Friday, January 27, 2012

Newt Gingrich Was One Of Reagan's Lieutenants, AKA, Murderers Row

By Jeffrey Lord
The American Spectator
January 24, 2012

Mitt Romney has raised the issue of Newt Gingrich's "work product."


Wow.


Intended to prod the former Speaker on the issue of his work for Freddie Mac (Gingrich last night released his contract with Freddie), the question, as seems to be a Romney characteristic, has clumsily backfired. It raises an all-too obvious question that is becoming increasingly revealing.

What is Mitt Romney's "work product" for the conservative cause?


The closest Mitt Romney ever got to the Reagan Revolution is apparently because he reads about it 30 years later. And he isn't even reading everything he should. This is the man, remember, who proudly professed when running against Ted Kennedy in 1994:


"I was an independent during the time of Reagan-Bush. I'm not trying to return to Reagan-Bush"

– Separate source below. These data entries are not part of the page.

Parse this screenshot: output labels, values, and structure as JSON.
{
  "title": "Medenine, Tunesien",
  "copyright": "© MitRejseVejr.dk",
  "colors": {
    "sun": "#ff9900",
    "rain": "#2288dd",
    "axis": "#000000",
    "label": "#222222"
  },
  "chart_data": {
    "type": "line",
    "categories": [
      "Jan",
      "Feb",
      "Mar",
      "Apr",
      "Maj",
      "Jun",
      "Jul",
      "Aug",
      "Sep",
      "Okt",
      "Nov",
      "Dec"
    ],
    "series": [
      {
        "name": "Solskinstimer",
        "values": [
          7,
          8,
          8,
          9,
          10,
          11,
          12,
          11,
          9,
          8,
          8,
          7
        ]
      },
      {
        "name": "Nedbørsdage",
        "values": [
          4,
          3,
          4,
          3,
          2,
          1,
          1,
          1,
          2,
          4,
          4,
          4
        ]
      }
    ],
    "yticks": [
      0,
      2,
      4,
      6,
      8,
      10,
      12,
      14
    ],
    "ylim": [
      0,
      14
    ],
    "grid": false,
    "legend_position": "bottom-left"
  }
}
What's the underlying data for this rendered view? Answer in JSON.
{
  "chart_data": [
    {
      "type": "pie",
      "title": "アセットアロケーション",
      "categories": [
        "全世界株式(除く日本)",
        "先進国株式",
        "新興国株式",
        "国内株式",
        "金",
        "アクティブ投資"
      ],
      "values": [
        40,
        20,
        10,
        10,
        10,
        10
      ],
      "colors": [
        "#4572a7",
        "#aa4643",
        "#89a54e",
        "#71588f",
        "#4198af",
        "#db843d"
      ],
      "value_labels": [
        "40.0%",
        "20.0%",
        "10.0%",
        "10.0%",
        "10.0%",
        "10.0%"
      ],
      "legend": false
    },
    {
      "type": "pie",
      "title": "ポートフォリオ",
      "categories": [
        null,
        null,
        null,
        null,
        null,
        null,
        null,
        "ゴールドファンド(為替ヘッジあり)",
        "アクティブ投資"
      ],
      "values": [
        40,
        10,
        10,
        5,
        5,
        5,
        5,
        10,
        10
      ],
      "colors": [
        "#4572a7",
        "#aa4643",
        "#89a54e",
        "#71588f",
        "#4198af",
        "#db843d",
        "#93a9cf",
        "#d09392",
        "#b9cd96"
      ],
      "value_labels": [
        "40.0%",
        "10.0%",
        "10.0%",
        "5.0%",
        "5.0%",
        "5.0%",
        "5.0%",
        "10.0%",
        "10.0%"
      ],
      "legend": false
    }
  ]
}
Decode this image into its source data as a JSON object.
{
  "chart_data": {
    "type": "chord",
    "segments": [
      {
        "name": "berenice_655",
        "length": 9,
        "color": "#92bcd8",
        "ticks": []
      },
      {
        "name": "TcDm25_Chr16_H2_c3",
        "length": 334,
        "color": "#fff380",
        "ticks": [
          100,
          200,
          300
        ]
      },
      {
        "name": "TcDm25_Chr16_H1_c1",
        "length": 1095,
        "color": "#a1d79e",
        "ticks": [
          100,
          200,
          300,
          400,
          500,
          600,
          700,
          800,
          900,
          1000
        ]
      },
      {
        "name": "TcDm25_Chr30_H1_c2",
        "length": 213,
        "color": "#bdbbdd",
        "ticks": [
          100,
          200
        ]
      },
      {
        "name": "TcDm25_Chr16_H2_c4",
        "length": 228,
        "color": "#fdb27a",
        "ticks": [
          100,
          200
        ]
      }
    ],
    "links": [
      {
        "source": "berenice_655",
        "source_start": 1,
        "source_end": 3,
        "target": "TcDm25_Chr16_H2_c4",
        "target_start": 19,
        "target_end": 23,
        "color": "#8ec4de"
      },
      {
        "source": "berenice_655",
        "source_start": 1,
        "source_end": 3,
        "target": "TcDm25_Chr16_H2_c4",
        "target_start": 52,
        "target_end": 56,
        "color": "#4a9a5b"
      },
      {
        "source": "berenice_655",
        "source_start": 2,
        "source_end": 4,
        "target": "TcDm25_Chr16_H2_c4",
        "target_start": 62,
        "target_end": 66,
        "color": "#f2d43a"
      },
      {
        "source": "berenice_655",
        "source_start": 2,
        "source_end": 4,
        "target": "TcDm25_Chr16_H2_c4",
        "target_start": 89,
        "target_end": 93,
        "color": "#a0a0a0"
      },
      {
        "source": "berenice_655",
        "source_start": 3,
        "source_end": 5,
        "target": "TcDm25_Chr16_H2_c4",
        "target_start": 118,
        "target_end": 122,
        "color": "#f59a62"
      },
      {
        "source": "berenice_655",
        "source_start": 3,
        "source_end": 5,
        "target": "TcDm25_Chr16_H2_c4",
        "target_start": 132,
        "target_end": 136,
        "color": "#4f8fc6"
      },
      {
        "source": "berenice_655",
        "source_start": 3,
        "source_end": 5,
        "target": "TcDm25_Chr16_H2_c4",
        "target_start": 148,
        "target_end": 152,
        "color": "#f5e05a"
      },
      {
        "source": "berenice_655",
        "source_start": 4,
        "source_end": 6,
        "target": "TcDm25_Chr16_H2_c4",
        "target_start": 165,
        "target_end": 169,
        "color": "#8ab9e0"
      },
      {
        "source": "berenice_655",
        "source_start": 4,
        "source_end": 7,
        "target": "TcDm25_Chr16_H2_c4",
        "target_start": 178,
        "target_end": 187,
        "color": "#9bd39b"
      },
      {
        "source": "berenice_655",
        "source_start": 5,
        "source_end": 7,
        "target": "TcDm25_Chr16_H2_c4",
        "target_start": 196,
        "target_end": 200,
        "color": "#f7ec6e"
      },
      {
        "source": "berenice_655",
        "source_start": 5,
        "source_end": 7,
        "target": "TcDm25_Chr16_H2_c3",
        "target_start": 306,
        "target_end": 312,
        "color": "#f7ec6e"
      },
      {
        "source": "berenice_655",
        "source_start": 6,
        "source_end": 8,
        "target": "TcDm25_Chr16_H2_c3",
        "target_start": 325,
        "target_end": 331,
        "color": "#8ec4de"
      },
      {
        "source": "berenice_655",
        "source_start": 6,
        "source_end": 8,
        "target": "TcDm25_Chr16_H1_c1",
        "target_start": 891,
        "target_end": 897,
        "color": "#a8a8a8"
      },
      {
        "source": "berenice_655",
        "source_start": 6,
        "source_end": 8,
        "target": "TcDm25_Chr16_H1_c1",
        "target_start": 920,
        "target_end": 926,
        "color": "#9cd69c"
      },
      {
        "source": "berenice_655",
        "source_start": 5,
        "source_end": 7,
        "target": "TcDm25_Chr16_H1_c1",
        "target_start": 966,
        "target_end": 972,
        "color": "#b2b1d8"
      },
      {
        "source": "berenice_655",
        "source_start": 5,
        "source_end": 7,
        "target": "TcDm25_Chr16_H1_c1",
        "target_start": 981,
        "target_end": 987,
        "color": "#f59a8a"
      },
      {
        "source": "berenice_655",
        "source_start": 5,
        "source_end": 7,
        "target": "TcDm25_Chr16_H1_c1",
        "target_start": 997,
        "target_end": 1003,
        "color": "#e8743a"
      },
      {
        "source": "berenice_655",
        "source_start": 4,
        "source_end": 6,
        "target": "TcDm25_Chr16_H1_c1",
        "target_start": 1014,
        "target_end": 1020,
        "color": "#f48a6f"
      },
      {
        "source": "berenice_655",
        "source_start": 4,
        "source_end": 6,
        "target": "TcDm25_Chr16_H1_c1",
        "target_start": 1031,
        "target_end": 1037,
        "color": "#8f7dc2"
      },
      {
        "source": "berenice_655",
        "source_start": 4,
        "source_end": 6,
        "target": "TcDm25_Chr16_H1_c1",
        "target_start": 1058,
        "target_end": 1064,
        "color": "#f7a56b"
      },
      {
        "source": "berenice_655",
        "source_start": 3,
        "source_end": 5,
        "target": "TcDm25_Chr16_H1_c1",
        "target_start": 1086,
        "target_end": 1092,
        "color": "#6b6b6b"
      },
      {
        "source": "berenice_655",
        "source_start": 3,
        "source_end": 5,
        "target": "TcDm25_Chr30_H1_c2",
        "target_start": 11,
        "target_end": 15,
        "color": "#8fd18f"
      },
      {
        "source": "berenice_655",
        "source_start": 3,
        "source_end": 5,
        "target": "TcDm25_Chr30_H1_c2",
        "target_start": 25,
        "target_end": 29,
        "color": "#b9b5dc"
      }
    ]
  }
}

A peculiar stance considering Reagan carried Massachusetts twice in his two presidential landslides. Romney now assures that Newt Gingrich -- who actually had a serious and considerably well-known role working with Reagan -- had little role in it. (By the way, Reagan won over 1, 310, 936 votes and over 51 percent in Massachusetts in his 1984 re-election race, while Romney won his solitary gubernatorial victory in 2002 with 1,091,988 votes and 49.77 percent. Which is to say, Reagan outpolled Romney by over 200,000. In 1980, third party candidate John Anderson drew off 15 percent of Reagan's vote, otherwise, one suspects, Reagan would have trumped Romney then as well.)


Why? Why is Romney going after Gingrich on his supposed lack of Reagan ties?